"Unknown" is the flag Lumeta uses to identify all networks and devices in a zone that are not managed by your organization. The central value of Lumeta is its authoritative and comprehensive discovery of the unknowns in the enterprise network. Each unknown represents a potential vulnerability in the network that increases its overall risk profile and should be addressed. Specifically, "unknown" networks and devices are those that have been discovered in the enterprise, but are not included on any of Lumeta's Zone Network lists–Eligible, Known, or Internal.
To prepare for discovery, you'll need select a zone and specify members of the Zone Network Lists (i.e., IPs and networks), which describe a starter set of networks and devices that Lumeta will use to discover the comprehensive universe of network devices in that zone. Generally, this starter set of networks and IPs comes from existing network management solutions such as IP address management, asset management, and vulnerability management systems. When Lumeta discovers networks and devices that are not included in these lists, they are termed “unknown” and should be considered high priority items for remediation.

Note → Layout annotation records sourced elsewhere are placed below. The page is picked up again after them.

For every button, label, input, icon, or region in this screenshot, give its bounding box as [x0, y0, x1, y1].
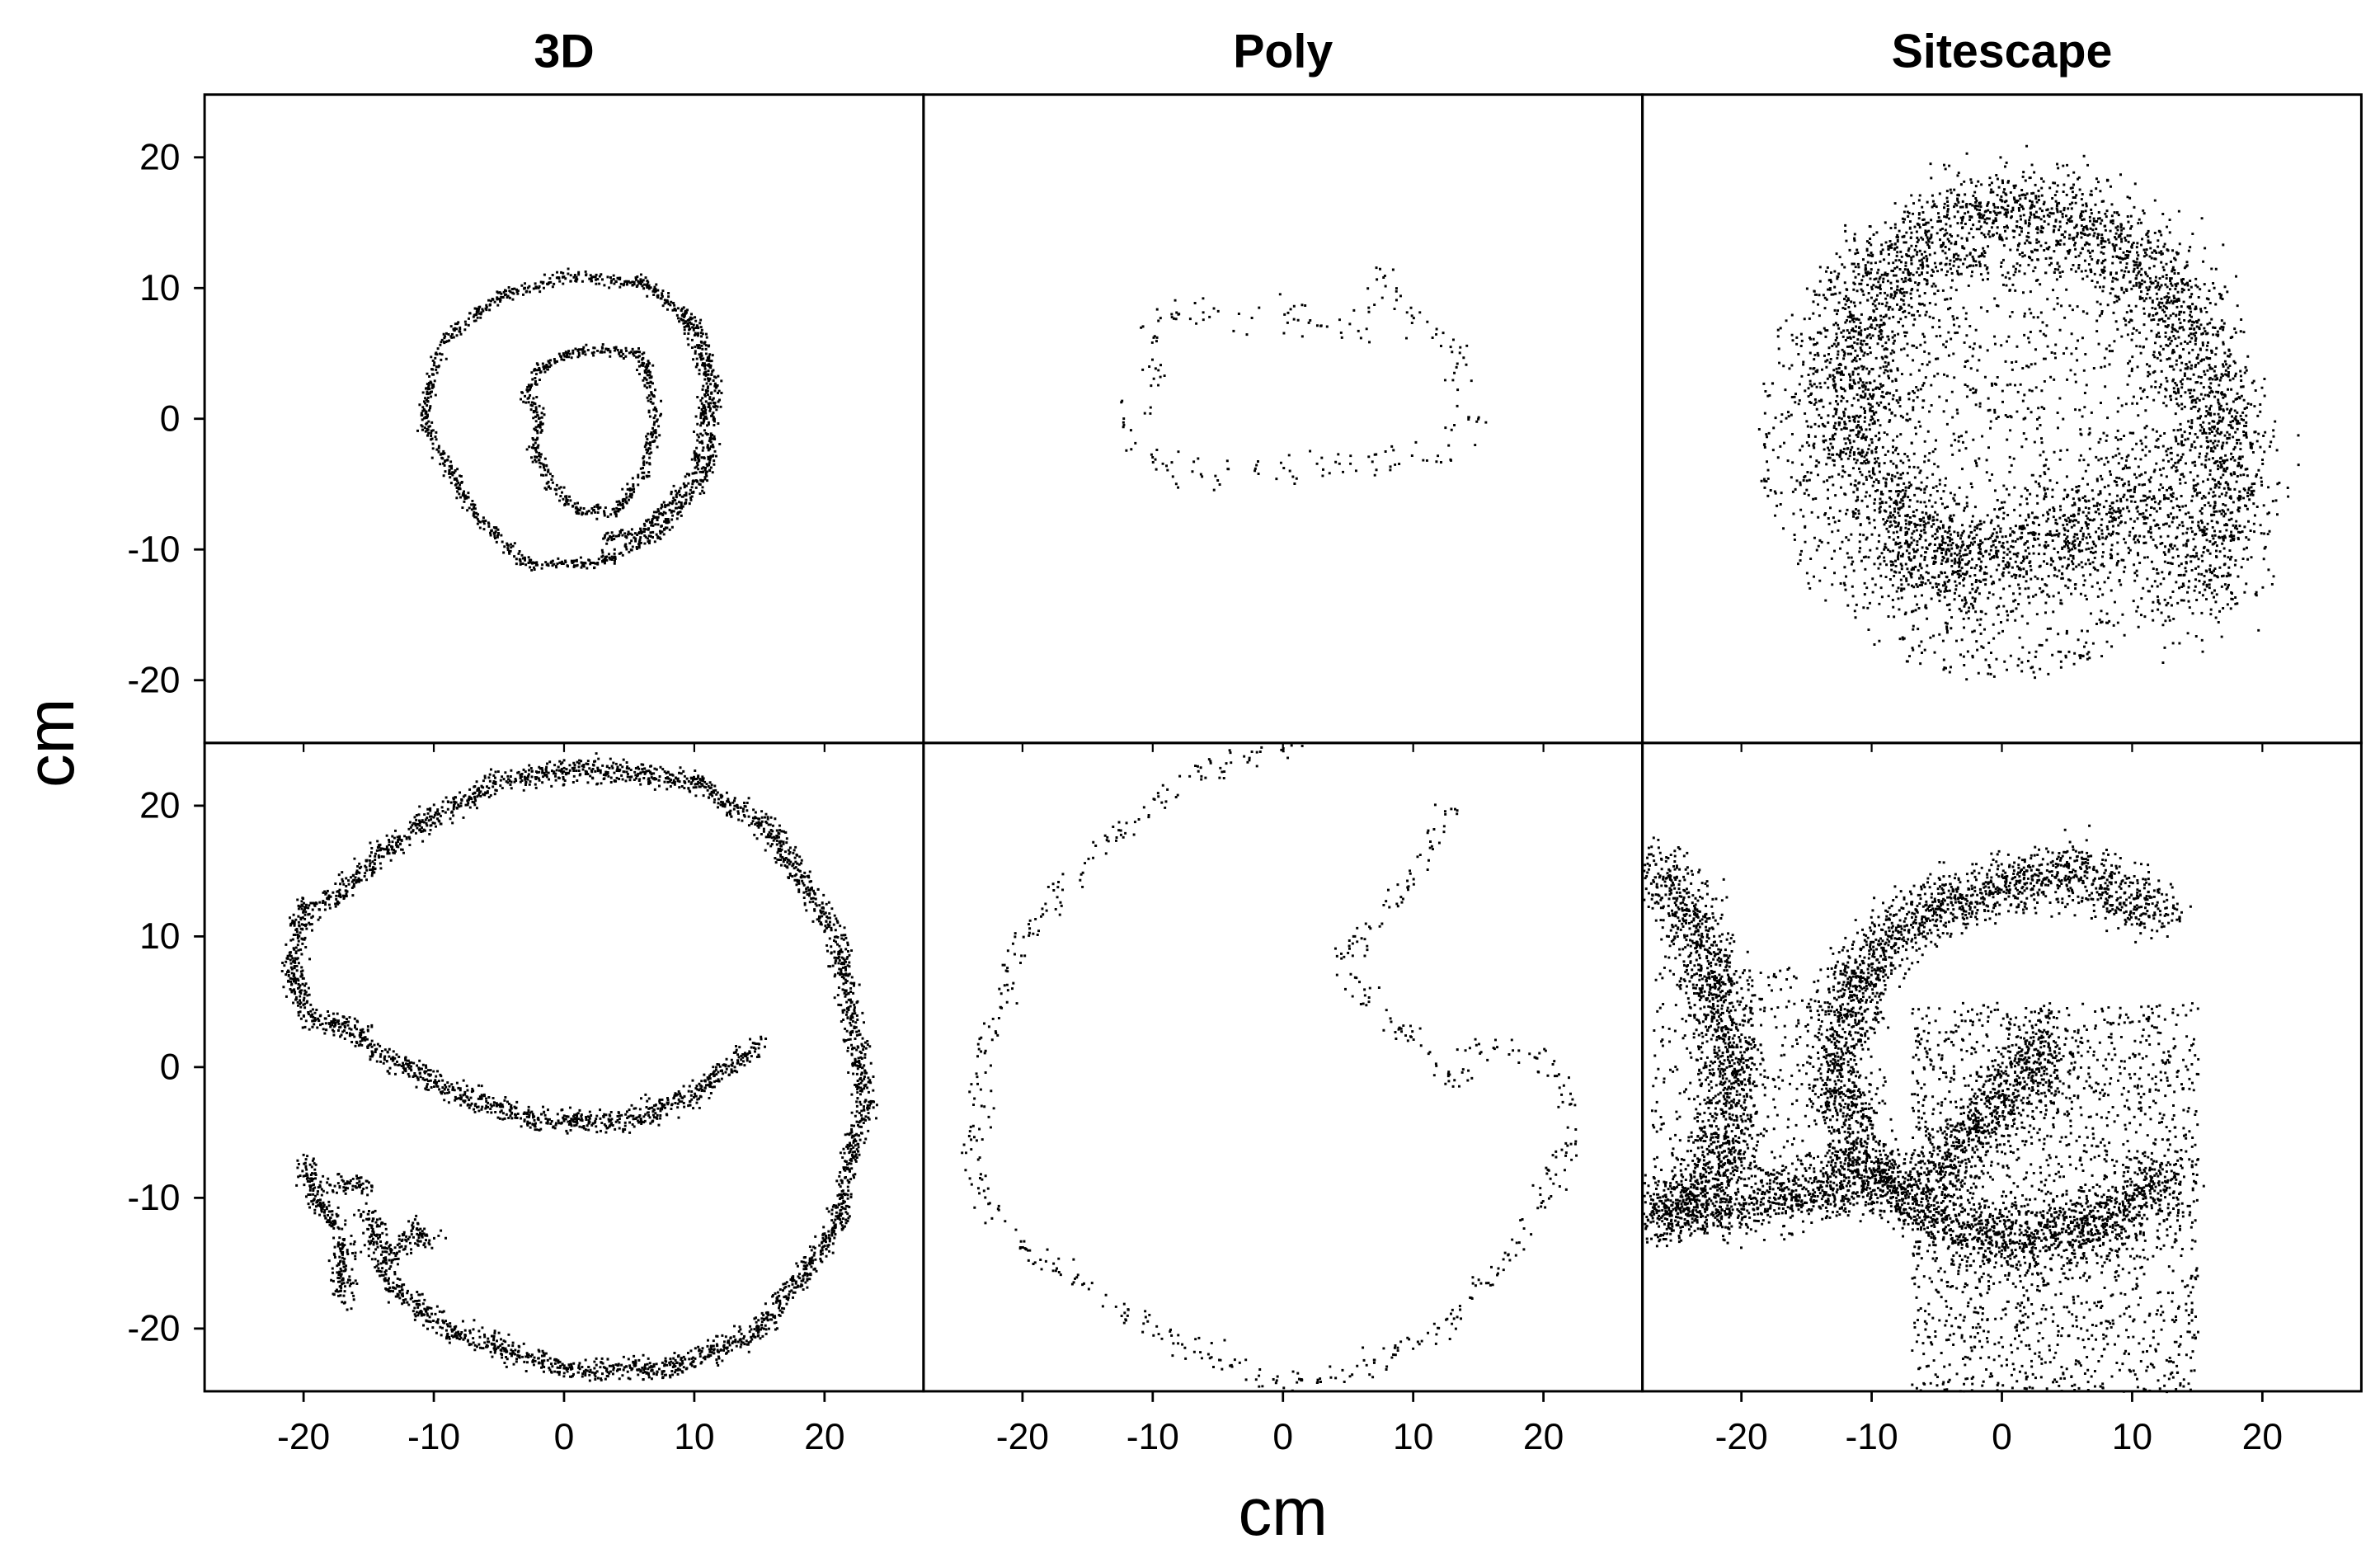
panel-points-3d-row1	[416, 267, 723, 572]
scatter-points	[280, 752, 878, 1382]
column-title-3d: 3D	[534, 25, 594, 78]
panel-frame	[203, 93, 925, 745]
panel-frame	[1641, 741, 2363, 1393]
scatter-points	[1757, 144, 2300, 681]
x-tick-label: 0	[554, 1417, 575, 1457]
column-title-sitescape: Sitescape	[1892, 25, 2113, 78]
y-tick-label: -20	[127, 661, 180, 701]
panel-points-3d-row2	[280, 752, 878, 1382]
y-axis-label: cm	[13, 699, 88, 788]
scatter-points	[416, 267, 723, 572]
y-tick-label: -20	[127, 1309, 180, 1349]
panel-points-poly-row1	[1120, 266, 1488, 492]
x-tick-label: -20	[996, 1417, 1049, 1457]
x-tick-label: -10	[407, 1417, 460, 1457]
panel-frame	[203, 741, 925, 1393]
x-tick-label: 20	[1523, 1417, 1564, 1457]
panel-frame	[922, 741, 1644, 1393]
scatter-points	[1642, 824, 2205, 1394]
x-axis-label: cm	[1238, 1475, 1327, 1550]
column-title-poly: Poly	[1233, 25, 1333, 78]
y-tick-label: -10	[127, 529, 180, 570]
x-tick-label: 10	[2112, 1417, 2152, 1457]
x-tick-label: 10	[1393, 1417, 1433, 1457]
x-tick-label: 10	[674, 1417, 714, 1457]
y-tick-label: 0	[160, 1047, 181, 1088]
scatter-points	[961, 744, 1578, 1392]
x-tick-label: -10	[1846, 1417, 1898, 1457]
x-tick-label: 0	[1992, 1417, 2012, 1457]
scatter-points	[1120, 266, 1488, 492]
panel-points-sitescape-row1	[1757, 144, 2300, 681]
x-tick-label: -20	[1715, 1417, 1768, 1457]
panel-frame	[1641, 93, 2363, 745]
panel-points-poly-row2	[961, 744, 1578, 1392]
y-tick-label: 20	[139, 786, 180, 826]
y-tick-label: -10	[127, 1178, 180, 1218]
y-tick-label: 10	[139, 916, 180, 957]
y-tick-label: 20	[139, 138, 180, 178]
x-tick-label: -20	[277, 1417, 330, 1457]
panel-frame	[922, 93, 1644, 745]
x-tick-label: 20	[2242, 1417, 2283, 1457]
x-tick-label: 20	[804, 1417, 844, 1457]
x-tick-label: 0	[1272, 1417, 1293, 1457]
x-tick-label: -10	[1127, 1417, 1179, 1457]
panel-points-sitescape-row2	[1642, 824, 2205, 1394]
y-tick-label: 10	[139, 268, 180, 308]
y-tick-label: 0	[160, 399, 181, 440]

Lumeta's Zone Network Lists
- Eligible Zone Networks - When a device discovered by any collector in a zone is listed in Eligible, that device is interrogated by the current collector and all others collectors in the zone. Any device (IP or CIDR) your collector discovers via Lumeta's target becomes available for other collectors to target when and only when that device is also listed in Eligible. Therefore, the Eligible list serves as a bridge between collectors.
Those Lumeta-discovered subnets---the ones your organization didn't know about originally—become authorized for further investigation by Lumeta when your organization adds them to the Eligible list. As you come to understand these subnets better, you will take ownership of some of them by labeling them as Internal Zone Networks.
The Eligible list is the set of networks you give Lumeta permission to probe. If an Lumeta collector discovers an IP or CIDR that is not included on the Target list, it then checks the Eligible list. If the element is on the Eligible list, it is interrogated; otherwise, it proceeds to the Avoid list. If it is not included on the Avoid list, the element is interrogated. If a network you didn't know about was discovered via SNMP, for example, you might choose to add that network to the Eligible list to ensure that it is included in subsequent explorations.
When you enable TargetDiscoveredRoutes in Host Discovery, Lumeta discovers all devices within the Eligible Zone Network list. When you enable TargetDiscoveredRoutes in Path Discovery, Lumeta traces to all of the Eligible networks and can display the findings in a map. Discovery types SNMP, Port, Profile, and Leak can be configured to run on Eligible-discovered subnets.
- Known Zone Networks - IPs and CIDRs that you recognize and are aware of are recorded in your Known list. These are subnets about which you are superficially acquainted. You do not own them or manage them. You may or may not want more information about them. The Known list enables you to define and label devices via associated CIDR blocks as "known" for reporting and analysis purposes.
The Known list does not control discovery processes. It is used to label data and therefore affects how data is reported. It may be helpful to think of the Known list as "networks your company knows about."
When you change the designation (i.e., label) of a network element from unknown to known, Lumeta recommends that you add that element to your Eligible list, so that from that point forward, all collectors in the zone (and not just the current, selected collector) will interrogate it.
- Internal Zone Networks - Subnets in a zone that your organization owns and manages. Internal subnets are those belonging to the zone. Lumeta uses the list of Internal subnets to define the perimeter of your network. The last forwarding devices -- the "hop" before a packet lands beyond Internal space–these are defined as perimeter routers and the network edge. The Internal Zone Networks list enables you to define and label devices via associated CIDR blocks as "Internal" for the purposes of reporting, mapping, and analysis. The Internal list affects reporting only and not discovery. By interrogating your Internal list, you can be apprised when an element in your zone goes inactive.